(Washington, D.C.) – The Employee Benefit Research Institute (EBRI) today published an Issue Brief entitled, “Recent Trends in Patient Out-of-Pocket Cost Sharing,” revealing that the share of out-of-pocket costs paid by patients increased from 17.4 percent in 2013 to 19 percent in 2019. This result appears to be driven by the growing number of workers enrolling in plans with higher deductibles. The study analyzed data from over 45 million patients covered by employer-sponsored health care plans.
“We found that out-of-pocket costs for patients rose between 2013 and 2019 overall. Interestingly, this seems to be driven by the increasing adoption of plans with higher deductibles, and not by changes in cost-sharing. In fact, when we separated the study by individual plan types, such as high deductible health plans (HDHPs), preferred provider organizations (PPOs) or health maintenance organizations (HMOs), we found that the share of out-of-pocket expenditures for patients in those plans have either decreased or remained stable,” explained Jake Spiegel, research associate, EBRI.
Key findings in the study include: • The share of out-of-pocket costs paid by patients with employer-sponsored health plans increased from 17.4 percent in 2013 to 19 percent in 2019, before a pandemic-related decline to 16.4 percent in 2020. • However, disaggregating the data by health plan type reveals a more nuanced story: for most plan types, the share of expenses paid by patients out of pocket has been stable or decreased modestly. The increase in the share of expenses paid out of pocket observed between 2013 and 2019 appears to be driven by the growing number of workers enrolling in plans with higher deductibles. • Between 2013 and 2019, out-of-pocket expenditures for outpatient services grew faster ($470 to $631) than out-of-pocket expenditures for inpatient services ($109 to $127). The out-of-pocket expenditures for prescription drugs declined during this period ($158 to $148). • Patients’ health conditions affect how much they spend out of pocket. For instance, the median patient with high cholesterol had higher expenditures than patients in general ($882 vs. $205) and paid a higher share of their expenditures out of pocket (16.9 percent vs. 16.2 percent).

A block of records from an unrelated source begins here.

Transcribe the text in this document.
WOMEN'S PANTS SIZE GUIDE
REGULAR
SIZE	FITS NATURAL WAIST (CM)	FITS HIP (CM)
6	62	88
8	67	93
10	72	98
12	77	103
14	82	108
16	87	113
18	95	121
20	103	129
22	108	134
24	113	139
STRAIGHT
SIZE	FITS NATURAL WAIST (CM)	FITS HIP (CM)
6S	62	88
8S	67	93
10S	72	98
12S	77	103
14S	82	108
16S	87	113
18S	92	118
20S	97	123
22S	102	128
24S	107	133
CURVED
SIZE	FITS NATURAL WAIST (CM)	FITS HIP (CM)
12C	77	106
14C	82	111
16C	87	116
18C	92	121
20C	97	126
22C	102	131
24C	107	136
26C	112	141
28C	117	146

“Employers face a tension between controlling the bottom-line impact of health care costs and helping workers achieve financial wellness. On the one hand, employers are more frequently implementing financial wellness programs as a means to improve their employees’ financial wellbeing. On the other hand, in an effort to wrangle health care cost increases, employers often turn to raising their health plan’s deductible, potentially offsetting the positive impact of any financial wellness initiatives.” said Spiegel.
The study made use of the IBM® Marketscan® Commercial Claims and Encounters Database containing member enrollment information, as well as adjudicated medical (inpatient and outpatient) and pharmacy claims. For this analysis, claims data from 2013 through 2020 was examined. Overall, the analytical dataset contains records on over 45 million patients who were continuously enrolled in an employer-sponsored health plan at least one year between 2013 and 2020. In total, patients in the database accounted for $998 billion in claims between 2013 and 2020, covering inpatient and outpatient encounters as well as prescription drug claims.
This Issue Brief was supported by a grant from the FINRA Investor Education Foundation and was conducted by the EBRI Center for Research on Health Benefits Innovation, which receives funding from Aon, Blue Cross Blue Shield Association, FINRA Investor Education Foundation, ICUBA, JP Morgan Chase, Pfizer and PhRMA.